Akut immun trombositopenik purpura tanılı çocuklarda koagulasyon parametreleri

2009 
Immune thrombocytopenic purpura (ITP) is one of the most common causes of hemorrhagic diathesis during childhood. In this study, we investigated whether there is a change in the coagulation parameters and the effects of different treatment regimens on these parameters in children with acute ITP. Twenty one acute ITP patients were enrolled in the study. Patients were treated randomly with either intravenous immune globulin (IVIG) or intravenous pulsemethylprednisolone (PMP). Bleeding time (BT), prothrombin time (PT), activated partial thromboplastin time (APTT), fibrinogen, von Willebrand factor: ristocetin cofactor activity (vWF:RCoF) were tested at diagnosis. Protein C (PC), freeprotein S (f-PS), antithrombin (AT), D-dimer (DD), prothrombin fragment 1+2 (PF 1+2) and lupus anticoagulant (LA) were measured in the patients at diagnosis and after the treatment. Adequate platelet levels were obtained more rapidly in patients treated with IVIG than with PMP. At diagnosis, while AT and PF 1+2 levels were found significantly higher (p=0.0001) in the patients, DD level was significantly lower (p=0.0001).
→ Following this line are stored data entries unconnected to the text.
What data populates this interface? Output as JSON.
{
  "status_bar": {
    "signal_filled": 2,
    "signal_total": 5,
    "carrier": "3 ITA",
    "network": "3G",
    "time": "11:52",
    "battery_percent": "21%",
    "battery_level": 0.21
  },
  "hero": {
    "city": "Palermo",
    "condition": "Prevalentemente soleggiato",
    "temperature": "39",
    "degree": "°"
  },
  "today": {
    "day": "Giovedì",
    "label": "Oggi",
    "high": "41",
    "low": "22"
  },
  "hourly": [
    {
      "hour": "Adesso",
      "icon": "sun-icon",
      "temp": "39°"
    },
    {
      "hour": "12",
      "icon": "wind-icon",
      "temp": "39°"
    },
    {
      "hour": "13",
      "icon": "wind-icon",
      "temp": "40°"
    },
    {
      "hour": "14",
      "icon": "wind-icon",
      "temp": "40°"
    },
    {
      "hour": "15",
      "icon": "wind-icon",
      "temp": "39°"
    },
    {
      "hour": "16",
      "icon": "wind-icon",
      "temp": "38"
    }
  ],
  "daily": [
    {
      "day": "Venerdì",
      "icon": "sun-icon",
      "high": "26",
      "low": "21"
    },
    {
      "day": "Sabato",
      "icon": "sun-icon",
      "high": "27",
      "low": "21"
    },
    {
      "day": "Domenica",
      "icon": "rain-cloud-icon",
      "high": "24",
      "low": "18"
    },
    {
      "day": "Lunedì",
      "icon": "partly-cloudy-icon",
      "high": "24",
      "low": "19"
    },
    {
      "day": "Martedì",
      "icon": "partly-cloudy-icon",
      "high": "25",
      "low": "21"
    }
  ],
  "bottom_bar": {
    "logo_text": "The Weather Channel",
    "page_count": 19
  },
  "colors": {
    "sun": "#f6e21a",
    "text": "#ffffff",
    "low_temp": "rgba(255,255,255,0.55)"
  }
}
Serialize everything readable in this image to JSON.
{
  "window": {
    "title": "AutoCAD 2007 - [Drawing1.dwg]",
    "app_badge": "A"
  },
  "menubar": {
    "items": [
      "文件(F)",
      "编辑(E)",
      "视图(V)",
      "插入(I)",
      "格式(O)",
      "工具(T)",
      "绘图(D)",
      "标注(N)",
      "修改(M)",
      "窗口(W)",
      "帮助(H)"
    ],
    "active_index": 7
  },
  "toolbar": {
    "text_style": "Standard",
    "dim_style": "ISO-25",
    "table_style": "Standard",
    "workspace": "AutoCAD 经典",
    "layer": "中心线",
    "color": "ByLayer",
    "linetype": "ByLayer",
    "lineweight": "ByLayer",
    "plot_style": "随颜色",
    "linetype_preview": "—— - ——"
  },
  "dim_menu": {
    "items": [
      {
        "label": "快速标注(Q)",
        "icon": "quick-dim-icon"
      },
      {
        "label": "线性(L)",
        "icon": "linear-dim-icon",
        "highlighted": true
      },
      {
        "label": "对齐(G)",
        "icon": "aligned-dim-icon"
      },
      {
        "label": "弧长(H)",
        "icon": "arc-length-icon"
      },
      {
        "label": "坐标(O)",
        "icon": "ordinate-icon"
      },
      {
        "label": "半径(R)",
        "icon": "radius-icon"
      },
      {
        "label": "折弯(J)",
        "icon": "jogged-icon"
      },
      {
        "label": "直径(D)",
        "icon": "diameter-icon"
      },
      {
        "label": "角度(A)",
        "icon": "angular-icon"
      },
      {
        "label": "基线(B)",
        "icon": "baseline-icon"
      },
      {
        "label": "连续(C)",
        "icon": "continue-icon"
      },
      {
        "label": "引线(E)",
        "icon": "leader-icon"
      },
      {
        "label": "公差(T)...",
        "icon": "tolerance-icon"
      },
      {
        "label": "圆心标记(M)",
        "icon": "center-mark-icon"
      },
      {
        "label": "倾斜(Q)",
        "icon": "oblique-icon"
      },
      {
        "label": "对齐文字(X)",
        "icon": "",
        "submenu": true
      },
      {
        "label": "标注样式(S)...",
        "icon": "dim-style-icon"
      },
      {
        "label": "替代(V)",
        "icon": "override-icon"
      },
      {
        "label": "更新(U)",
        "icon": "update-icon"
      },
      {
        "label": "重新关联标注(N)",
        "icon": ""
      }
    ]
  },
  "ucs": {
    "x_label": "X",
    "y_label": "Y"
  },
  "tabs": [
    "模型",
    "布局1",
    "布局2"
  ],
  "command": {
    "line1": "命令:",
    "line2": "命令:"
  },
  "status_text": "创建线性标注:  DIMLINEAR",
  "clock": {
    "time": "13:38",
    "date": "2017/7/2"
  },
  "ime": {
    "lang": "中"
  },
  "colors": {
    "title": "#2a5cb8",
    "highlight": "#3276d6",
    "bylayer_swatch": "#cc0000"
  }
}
Nine patients (41 %) had LA positivity at diagnosis. After treatment, levels of PC, f-PS and AT increased significantly in PMP group when compared to IVIG group (p=0.004, 0.001, 0.017 respectively). These data show that there are some reactive changes in coagulation and fibrinolytic systems in addition to thrombocytopenia in acute ITP. Different therapy modalities may affect these parameters differently.